The 87.58% logic-surface coverage figure has documented exemptions:

  • Security-scoped bookmark code paths in IngestService — require an NSWindow + user-driven file open dialog. Not testable from XCTest without a running app.
  • LanguageModelSession.respond glue in NarratorService — the live model invocation. Covered indirectly by the 6 real-model E2E scenarios when AI is available.
  • Error-display branches in views — exercised manually via the running app.

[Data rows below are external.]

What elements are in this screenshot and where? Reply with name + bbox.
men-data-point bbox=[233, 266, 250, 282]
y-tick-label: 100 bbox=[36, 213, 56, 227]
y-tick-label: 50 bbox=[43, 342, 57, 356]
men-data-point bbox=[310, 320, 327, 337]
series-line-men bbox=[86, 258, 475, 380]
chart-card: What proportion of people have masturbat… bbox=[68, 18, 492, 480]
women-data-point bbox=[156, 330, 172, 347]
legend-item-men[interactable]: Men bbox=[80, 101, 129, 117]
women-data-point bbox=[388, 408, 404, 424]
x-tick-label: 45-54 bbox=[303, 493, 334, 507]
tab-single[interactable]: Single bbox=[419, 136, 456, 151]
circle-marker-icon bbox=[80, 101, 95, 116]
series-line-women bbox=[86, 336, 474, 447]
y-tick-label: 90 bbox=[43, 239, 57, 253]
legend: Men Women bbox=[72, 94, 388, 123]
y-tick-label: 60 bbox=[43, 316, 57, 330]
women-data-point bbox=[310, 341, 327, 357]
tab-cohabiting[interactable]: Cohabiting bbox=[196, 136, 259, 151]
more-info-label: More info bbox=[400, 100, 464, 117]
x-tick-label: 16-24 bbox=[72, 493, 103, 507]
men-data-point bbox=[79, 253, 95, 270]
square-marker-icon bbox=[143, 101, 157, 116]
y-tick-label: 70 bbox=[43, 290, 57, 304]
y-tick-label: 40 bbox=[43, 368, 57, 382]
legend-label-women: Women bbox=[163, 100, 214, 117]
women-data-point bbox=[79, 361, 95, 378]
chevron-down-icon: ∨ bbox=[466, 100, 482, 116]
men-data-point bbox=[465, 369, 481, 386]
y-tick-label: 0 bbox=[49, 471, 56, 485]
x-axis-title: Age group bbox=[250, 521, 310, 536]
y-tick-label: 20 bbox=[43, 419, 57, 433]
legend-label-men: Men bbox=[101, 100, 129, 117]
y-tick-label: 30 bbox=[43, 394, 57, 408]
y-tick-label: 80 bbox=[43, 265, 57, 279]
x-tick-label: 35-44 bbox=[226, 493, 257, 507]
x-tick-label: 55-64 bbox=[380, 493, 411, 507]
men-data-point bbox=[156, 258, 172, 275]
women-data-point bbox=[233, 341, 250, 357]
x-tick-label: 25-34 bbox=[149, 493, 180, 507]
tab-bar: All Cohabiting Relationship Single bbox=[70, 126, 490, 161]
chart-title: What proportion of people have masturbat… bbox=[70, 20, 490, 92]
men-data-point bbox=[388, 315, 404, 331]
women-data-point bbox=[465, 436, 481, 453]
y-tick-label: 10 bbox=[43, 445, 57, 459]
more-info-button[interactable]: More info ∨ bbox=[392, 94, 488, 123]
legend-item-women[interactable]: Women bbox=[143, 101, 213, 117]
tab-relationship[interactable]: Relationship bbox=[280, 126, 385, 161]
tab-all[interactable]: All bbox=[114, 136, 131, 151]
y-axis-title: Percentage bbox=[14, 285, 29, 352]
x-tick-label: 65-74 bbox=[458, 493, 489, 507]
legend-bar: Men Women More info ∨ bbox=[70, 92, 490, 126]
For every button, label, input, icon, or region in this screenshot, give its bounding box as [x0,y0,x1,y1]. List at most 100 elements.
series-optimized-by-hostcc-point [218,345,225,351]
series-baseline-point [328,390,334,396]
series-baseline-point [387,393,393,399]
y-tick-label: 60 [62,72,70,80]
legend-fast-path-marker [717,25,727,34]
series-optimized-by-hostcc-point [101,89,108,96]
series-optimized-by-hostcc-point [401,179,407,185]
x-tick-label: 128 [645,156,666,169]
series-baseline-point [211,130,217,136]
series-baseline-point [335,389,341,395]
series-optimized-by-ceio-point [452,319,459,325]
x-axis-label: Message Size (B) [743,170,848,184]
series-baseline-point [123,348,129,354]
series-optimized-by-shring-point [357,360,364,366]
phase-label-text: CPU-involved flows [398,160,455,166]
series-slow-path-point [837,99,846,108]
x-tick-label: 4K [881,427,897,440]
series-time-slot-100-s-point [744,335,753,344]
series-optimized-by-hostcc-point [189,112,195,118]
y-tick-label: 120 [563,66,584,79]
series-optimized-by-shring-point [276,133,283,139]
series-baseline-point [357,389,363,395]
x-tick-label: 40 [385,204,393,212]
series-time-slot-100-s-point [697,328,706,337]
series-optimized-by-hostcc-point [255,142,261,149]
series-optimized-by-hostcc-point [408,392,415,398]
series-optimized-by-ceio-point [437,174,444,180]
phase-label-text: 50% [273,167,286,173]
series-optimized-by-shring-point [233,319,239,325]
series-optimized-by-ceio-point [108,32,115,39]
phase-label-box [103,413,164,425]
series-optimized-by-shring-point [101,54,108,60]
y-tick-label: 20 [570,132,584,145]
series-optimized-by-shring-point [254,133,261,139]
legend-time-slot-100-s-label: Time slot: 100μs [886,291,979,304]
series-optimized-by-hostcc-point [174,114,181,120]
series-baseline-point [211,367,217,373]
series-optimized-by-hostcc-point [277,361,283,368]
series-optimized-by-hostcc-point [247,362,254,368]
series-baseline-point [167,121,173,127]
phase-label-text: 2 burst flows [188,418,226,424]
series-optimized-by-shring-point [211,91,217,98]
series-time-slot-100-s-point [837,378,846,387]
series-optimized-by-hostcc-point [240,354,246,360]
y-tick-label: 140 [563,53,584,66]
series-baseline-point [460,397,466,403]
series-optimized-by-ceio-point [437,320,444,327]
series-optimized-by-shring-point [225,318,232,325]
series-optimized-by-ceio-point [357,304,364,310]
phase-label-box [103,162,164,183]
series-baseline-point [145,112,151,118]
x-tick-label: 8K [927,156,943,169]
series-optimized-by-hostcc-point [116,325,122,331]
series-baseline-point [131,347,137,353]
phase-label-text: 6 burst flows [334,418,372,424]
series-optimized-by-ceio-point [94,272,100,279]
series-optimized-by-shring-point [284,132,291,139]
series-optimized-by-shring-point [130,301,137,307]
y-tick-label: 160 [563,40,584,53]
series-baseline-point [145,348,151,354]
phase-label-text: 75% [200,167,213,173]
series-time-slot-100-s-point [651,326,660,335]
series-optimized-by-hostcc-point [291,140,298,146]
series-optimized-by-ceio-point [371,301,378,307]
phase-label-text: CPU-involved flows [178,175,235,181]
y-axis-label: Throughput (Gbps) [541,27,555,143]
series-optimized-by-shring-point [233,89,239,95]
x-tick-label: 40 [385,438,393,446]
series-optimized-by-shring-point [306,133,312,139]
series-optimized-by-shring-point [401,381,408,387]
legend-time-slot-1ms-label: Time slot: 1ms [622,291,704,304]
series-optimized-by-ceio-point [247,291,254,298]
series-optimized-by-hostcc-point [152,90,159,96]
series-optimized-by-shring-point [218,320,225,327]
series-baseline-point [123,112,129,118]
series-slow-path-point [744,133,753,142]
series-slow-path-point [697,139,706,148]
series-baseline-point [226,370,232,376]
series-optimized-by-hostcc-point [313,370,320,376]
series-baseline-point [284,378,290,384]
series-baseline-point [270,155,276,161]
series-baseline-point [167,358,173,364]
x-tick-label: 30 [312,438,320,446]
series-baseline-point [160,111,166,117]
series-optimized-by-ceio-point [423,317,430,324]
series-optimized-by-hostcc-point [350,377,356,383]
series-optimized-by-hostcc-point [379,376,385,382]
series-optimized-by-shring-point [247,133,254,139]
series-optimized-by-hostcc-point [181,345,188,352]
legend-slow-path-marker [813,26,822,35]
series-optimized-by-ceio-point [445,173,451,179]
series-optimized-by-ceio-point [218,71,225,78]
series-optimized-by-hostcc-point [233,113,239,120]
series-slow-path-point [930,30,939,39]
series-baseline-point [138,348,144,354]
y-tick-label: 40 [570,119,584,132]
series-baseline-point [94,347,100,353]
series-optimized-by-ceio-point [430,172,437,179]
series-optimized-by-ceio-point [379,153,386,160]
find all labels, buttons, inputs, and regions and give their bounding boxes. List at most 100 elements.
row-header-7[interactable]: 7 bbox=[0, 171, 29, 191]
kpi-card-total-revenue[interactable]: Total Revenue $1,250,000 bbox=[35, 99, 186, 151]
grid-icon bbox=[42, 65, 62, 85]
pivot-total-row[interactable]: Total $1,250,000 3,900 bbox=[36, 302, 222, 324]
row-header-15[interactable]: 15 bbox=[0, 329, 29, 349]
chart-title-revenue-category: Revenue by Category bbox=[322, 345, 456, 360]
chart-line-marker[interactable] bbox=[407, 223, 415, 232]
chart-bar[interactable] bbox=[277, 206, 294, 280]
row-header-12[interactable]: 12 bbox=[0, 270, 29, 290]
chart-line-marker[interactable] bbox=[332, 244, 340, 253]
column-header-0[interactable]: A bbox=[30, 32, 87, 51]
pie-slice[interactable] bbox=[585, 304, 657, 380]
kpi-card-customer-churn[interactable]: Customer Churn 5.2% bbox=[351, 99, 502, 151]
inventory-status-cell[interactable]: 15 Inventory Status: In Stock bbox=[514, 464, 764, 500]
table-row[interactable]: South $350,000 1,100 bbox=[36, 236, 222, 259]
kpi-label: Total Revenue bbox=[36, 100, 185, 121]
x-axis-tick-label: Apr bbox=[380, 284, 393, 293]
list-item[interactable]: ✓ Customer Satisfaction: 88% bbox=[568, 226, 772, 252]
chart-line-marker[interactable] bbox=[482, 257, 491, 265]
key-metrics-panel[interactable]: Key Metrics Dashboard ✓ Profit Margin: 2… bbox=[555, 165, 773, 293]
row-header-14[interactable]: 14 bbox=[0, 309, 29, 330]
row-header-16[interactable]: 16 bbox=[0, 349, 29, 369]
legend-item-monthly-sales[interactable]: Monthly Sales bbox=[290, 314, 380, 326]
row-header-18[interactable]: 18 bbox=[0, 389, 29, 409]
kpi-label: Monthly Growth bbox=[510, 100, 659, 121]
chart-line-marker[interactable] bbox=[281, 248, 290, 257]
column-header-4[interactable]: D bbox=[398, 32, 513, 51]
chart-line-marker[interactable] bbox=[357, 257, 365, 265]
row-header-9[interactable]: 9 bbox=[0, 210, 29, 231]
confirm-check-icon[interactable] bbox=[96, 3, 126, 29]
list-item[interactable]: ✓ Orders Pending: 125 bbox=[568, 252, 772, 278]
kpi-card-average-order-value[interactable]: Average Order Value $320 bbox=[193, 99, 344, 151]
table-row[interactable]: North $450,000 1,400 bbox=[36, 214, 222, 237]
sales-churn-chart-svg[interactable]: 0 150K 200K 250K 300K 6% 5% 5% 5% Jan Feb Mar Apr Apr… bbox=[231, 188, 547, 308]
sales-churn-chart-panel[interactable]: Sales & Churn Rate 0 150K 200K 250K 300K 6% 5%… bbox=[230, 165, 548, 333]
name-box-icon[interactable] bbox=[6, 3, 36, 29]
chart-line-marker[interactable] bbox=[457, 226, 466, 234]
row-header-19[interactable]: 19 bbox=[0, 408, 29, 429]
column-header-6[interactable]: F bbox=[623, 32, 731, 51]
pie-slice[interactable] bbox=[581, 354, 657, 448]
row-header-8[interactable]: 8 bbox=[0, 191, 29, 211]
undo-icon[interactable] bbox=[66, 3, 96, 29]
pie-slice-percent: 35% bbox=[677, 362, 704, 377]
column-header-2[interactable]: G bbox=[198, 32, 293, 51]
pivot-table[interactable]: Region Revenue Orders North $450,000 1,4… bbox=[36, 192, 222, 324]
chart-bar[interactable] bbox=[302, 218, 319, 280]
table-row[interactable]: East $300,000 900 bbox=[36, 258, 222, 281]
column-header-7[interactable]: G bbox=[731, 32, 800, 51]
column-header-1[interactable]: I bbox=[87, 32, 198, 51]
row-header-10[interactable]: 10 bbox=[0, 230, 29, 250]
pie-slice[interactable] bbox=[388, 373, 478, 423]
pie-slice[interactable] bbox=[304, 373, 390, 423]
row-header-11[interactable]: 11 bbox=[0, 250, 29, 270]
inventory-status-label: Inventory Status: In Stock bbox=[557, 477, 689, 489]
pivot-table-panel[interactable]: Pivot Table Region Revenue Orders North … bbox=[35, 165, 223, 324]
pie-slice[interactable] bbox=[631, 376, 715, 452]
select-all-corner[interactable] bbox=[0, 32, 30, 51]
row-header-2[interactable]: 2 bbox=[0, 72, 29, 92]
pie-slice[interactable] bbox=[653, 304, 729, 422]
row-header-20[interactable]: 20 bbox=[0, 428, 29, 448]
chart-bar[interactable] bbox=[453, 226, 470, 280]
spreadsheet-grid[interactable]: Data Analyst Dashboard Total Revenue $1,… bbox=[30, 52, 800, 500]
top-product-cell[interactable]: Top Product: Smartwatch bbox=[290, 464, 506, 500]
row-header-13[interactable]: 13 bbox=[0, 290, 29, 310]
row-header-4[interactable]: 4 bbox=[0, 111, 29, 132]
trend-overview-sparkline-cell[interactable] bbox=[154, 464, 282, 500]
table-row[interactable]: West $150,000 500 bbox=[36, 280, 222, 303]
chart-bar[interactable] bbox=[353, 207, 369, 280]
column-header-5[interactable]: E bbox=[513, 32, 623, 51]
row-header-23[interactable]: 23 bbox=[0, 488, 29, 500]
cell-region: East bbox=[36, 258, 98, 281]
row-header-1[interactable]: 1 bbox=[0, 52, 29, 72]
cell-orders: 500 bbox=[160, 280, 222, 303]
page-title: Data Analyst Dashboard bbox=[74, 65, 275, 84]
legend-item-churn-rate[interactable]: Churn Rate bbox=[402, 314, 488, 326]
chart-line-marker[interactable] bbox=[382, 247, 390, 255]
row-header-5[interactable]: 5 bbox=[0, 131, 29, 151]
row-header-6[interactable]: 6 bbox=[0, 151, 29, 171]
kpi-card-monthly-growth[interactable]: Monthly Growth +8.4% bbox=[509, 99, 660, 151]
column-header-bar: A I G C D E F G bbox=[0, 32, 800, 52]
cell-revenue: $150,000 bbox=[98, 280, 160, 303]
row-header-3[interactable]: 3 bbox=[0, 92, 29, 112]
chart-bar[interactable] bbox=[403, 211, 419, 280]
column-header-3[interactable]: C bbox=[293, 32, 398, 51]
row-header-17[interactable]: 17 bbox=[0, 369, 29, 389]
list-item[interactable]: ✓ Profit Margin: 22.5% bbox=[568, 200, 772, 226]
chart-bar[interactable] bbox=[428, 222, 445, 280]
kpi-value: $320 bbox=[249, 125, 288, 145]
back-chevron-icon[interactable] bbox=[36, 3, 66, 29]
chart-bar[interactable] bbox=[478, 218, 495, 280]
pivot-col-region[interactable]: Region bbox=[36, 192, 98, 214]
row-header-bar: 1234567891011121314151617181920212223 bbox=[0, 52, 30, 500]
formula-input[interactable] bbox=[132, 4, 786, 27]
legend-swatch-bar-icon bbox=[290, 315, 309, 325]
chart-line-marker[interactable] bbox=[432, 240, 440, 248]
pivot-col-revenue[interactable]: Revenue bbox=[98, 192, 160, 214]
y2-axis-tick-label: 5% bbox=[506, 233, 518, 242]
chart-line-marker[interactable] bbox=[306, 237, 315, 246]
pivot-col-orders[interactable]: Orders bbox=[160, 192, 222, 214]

These exemptions are deliberate. Adding mock seams over NSWindow or LanguageModelSession would defeat the point of testing against the real platform. The 6 scenario fixtures are the cost-benefit balance.

Reproducibility

Test files: Tests/LoupeTests/. Scenario fixtures: Tests/LoupeTests/Fixtures/Scenarios/. Run command: xcodebuild test -scheme Loupe. Coverage report: xcrun xccov view --report <xcresult-path>.

The full Testing-Methodology.md spec is bundled inside the shipped Loupe.app at docs/Testing-Methodology.md for offline review.